Monday, September 24, 2007

better

Well, Clinton's dark phase doesn't seem to be lasting as long and isn't as intense as in the past. It's intermittent with some "okay" spots. Still, I'm treading lightly. The overall feel of these phases is of self-focus and self-absorption. God help anyone who gets in the way of that or "requires" anything of him. So NOT a family friendly way to be. I just don't talk to him very much and I think he gets the hint. But not strong enough to make big changes. He just doesn't treat me as rudely then.

A lot of the problem is that we are so different. Not that we don't have things in common but rather that our perspective on family &/or relationship dynamics is very different. I used to think that he was anti-social but I see him talking to people and he can be quite the entertainer :-) I think really that he is "relationship impaired". Not just in marriage but in keeping/maintaining/cultivating/nurturing relationships in general....with me, with the kids, with friends, with co-workers.......anything that needs to be consistent or long term. I don't know. Just my observation.

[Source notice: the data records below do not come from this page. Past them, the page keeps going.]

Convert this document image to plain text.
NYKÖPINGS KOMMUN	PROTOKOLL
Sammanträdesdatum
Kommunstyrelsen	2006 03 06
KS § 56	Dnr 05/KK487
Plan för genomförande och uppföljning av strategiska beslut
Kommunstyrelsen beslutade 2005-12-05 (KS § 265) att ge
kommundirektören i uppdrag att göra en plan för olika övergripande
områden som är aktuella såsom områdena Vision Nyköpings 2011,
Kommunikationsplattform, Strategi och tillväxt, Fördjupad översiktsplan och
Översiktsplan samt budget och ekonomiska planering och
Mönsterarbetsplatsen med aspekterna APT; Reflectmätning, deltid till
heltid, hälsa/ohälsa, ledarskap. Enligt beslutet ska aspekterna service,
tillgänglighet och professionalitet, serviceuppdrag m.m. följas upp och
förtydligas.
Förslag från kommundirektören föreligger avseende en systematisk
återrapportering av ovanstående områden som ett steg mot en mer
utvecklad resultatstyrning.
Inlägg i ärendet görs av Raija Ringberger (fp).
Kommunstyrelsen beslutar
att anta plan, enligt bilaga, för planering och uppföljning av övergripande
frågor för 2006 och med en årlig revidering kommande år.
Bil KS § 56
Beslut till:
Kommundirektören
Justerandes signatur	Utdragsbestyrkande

I still think he needs medication, though. His mood swings can be very drastic and it's hard to know when they are going to hit. I never know from one day to the next if he's going to be "cooperative" or vengeful. I don't know from one day to the next if it is okay to ask him to take out the trash (and actually expect it to be done in a timely fashion) or talk about the bills or whatever and get teamwork or spite. It's a hard way to live and it really hinders me in "my" job.